Bu yazıda herhangi bir film hakkında yazma düşüncem yoktu aslında ama yılın son günlerini bir nebze de olsa güzel bitirebilmek adına, hali hazırda çok ünlü olan bir film hakkında bir şeyler yazmak istiyorum. How to Lose a Guy in 10 Days (2003), bence izleyen herkesin zevk alabileceği bir film. Başrol ablamız, gazetecilik mezunu ve ekonomi, siyaset gibi konulara meraklı biri olmasına rağmen bir kadın dergisinde yazarlık yapıyor. Kendileri hem çok havalı hem de gerçekten komik biri (düşünce tarzımız yakın ve bu da bir artı puan oldu sanırım). Başrol abimizle yollarının kesişmesi ve ablamızın, abimize dünyayı dar etme yaklaşımı sayesinde hayli keyifle izlediğimi söyleyebilirim. Aynı zamanda akıllara şu soruyu da getirdiğini es geçemeyeceğim, gerçekten de sevip sevildiğin zaman saçların dalgalı-kıvırcık olmaya mı başlıyor? (genetik biliminin ve saç dokusunun bir önemi yok, lütfen ciddiye almayın!!) Neyse, bence gerçekten güzel bir rom-com (genel olarak 90'lar ve 2000'ler rom-com filmlerini severim zaten) ve vakit olması halinde izlenmesini tavsiye edeceğim bir film.

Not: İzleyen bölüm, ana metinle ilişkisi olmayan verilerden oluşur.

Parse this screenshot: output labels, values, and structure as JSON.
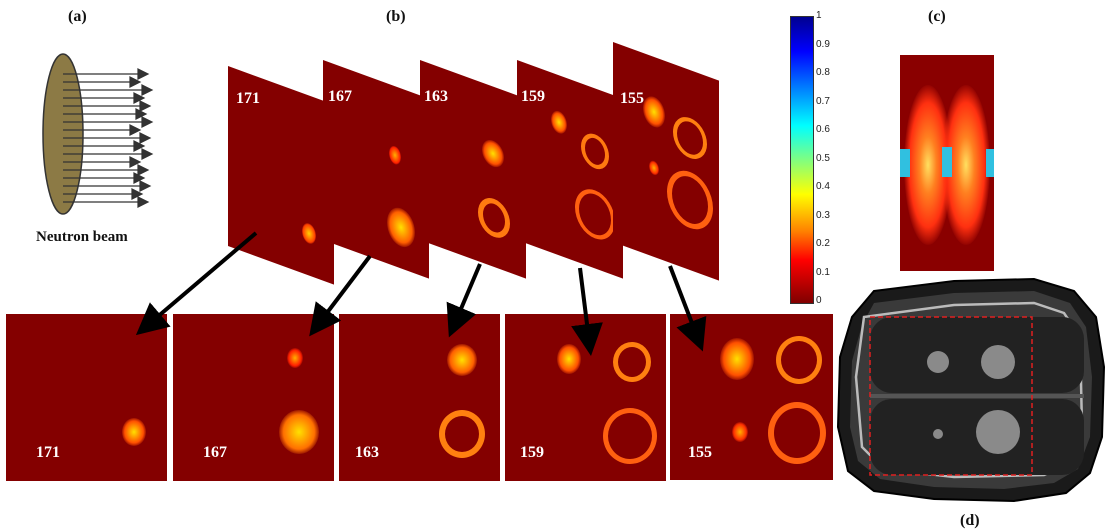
{
  "labels": {
    "a": "(a)",
    "b": "(b)",
    "c": "(c)",
    "d": "(d)"
  },
  "beam_label": "Neutron beam",
  "slices": [
    "171",
    "167",
    "163",
    "159",
    "155"
  ],
  "colorbar": {
    "ticks": [
      "1",
      "0.9",
      "0.8",
      "0.7",
      "0.6",
      "0.5",
      "0.4",
      "0.3",
      "0.2",
      "0.1",
      "0"
    ],
    "colors": [
      "#800000",
      "#ff0000",
      "#ff8000",
      "#ffff00",
      "#80ff80",
      "#00ffff",
      "#0080ff",
      "#0000ff",
      "#000090"
    ]
  }
}
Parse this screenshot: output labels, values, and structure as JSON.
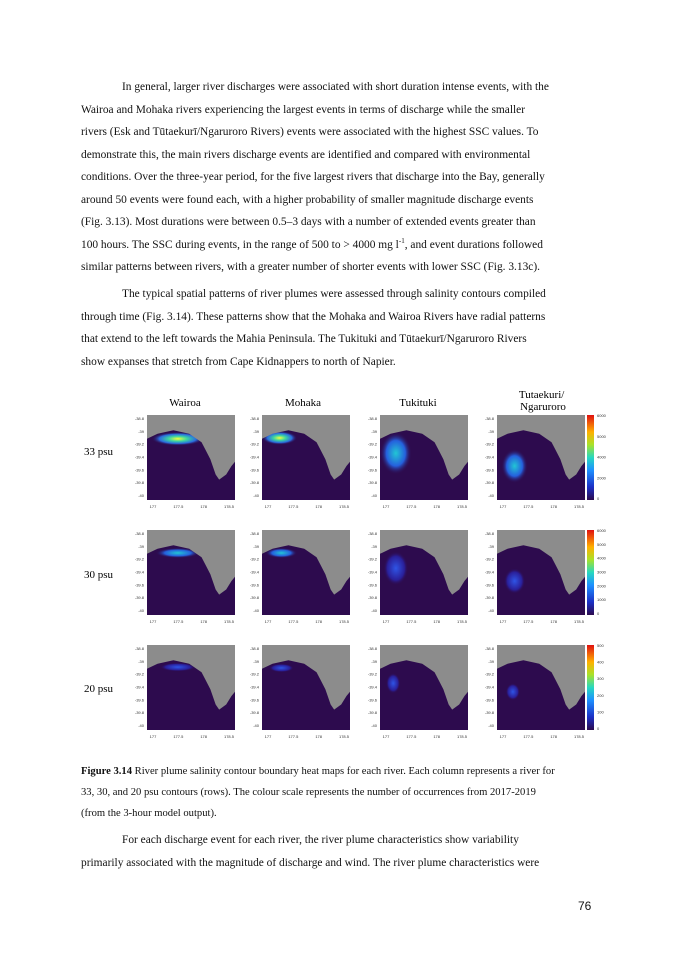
{
  "paragraphs": {
    "p1": [
      "In general, larger river discharges were associated with short duration intense events, with the",
      "Wairoa and Mohaka rivers experiencing the largest events in terms of discharge while the smaller",
      "rivers (Esk and Tūtaekurī/Ngaruroro Rivers) events were associated with the highest SSC values. To",
      "demonstrate this, the main rivers discharge events are identified and compared with environmental",
      "conditions. Over the three-year period, for the five largest rivers that discharge into the Bay, generally",
      "around 50 events were found each, with a higher probability of smaller magnitude discharge events",
      "(Fig. 3.13). Most durations were between 0.5–3 days with a number of extended events greater than",
      "100 hours. The SSC during events, in the range of 500 to > 4000 mg l-1, and event durations followed",
      "similar patterns between rivers, with a greater number of shorter events with lower SSC (Fig. 3.13c)."
    ],
    "p2": [
      "The typical spatial patterns of river plumes were assessed through salinity contours compiled",
      "through time (Fig. 3.14). These patterns show that the Mohaka and Wairoa Rivers have radial patterns",
      "that extend to the left towards the Mahia Peninsula. The Tukituki and Tūtaekurī/Ngaruroro Rivers",
      "show expanses that stretch from Cape Kidnappers to north of Napier."
    ],
    "p4": [
      "For each discharge event for each river, the river plume characteristics show variability",
      "primarily associated with the magnitude of discharge and wind. The river plume characteristics were"
    ]
  },
  "caption": {
    "label": "Figure 3.14",
    "line1": " River plume salinity contour boundary heat maps for each river. Each column represents a river for",
    "line2": "33, 30, and 20 psu contours (rows). The colour scale represents the number of occurrences from 2017-2019",
    "line3": "(from the 3-hour model output)."
  },
  "page_number": "76",
  "figure": {
    "columns": [
      "Wairoa",
      "Mohaka",
      "Tukituki",
      "Tutaekuri/\nNgaruroro"
    ],
    "rows": [
      "33 psu",
      "30 psu",
      "20 psu"
    ],
    "x_ticks": [
      "177",
      "177.5",
      "178",
      "178.5"
    ],
    "y_ticks": [
      "-38.8",
      "-39",
      "-39.2",
      "-39.4",
      "-39.6",
      "-39.8",
      "-40"
    ],
    "colorbars": [
      [
        "6000",
        "5000",
        "4000",
        "2000",
        "0"
      ],
      [
        "6000",
        "5000",
        "4000",
        "3000",
        "2000",
        "1000",
        "0"
      ],
      [
        "500",
        "400",
        "300",
        "200",
        "100",
        "0"
      ]
    ],
    "colors": {
      "background_sea": "#2d0b4e",
      "land": "#8c8c8c"
    }
  }
}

Enerjimi iş için harcadığımdan dolayı daha ciddi bir film izlemek de zor gelmeye başladı. Biraz da motivasyon eksikliğimin devamından kaynaklanıyor sanırım. Bir sonraki yazının gelmesi umarım bu kadar uzun sürmez. Okuyacak olanlara şimdiden çok güzel bir yıl diliyorum, lütfen cesaretinizi ve çabanızı kaybetmeyin! Yılın son günlerinde de sizi gerçekten çok mutlu edecek bir (en az) olay yaşamanızı diliyorum, iyi seneler!!!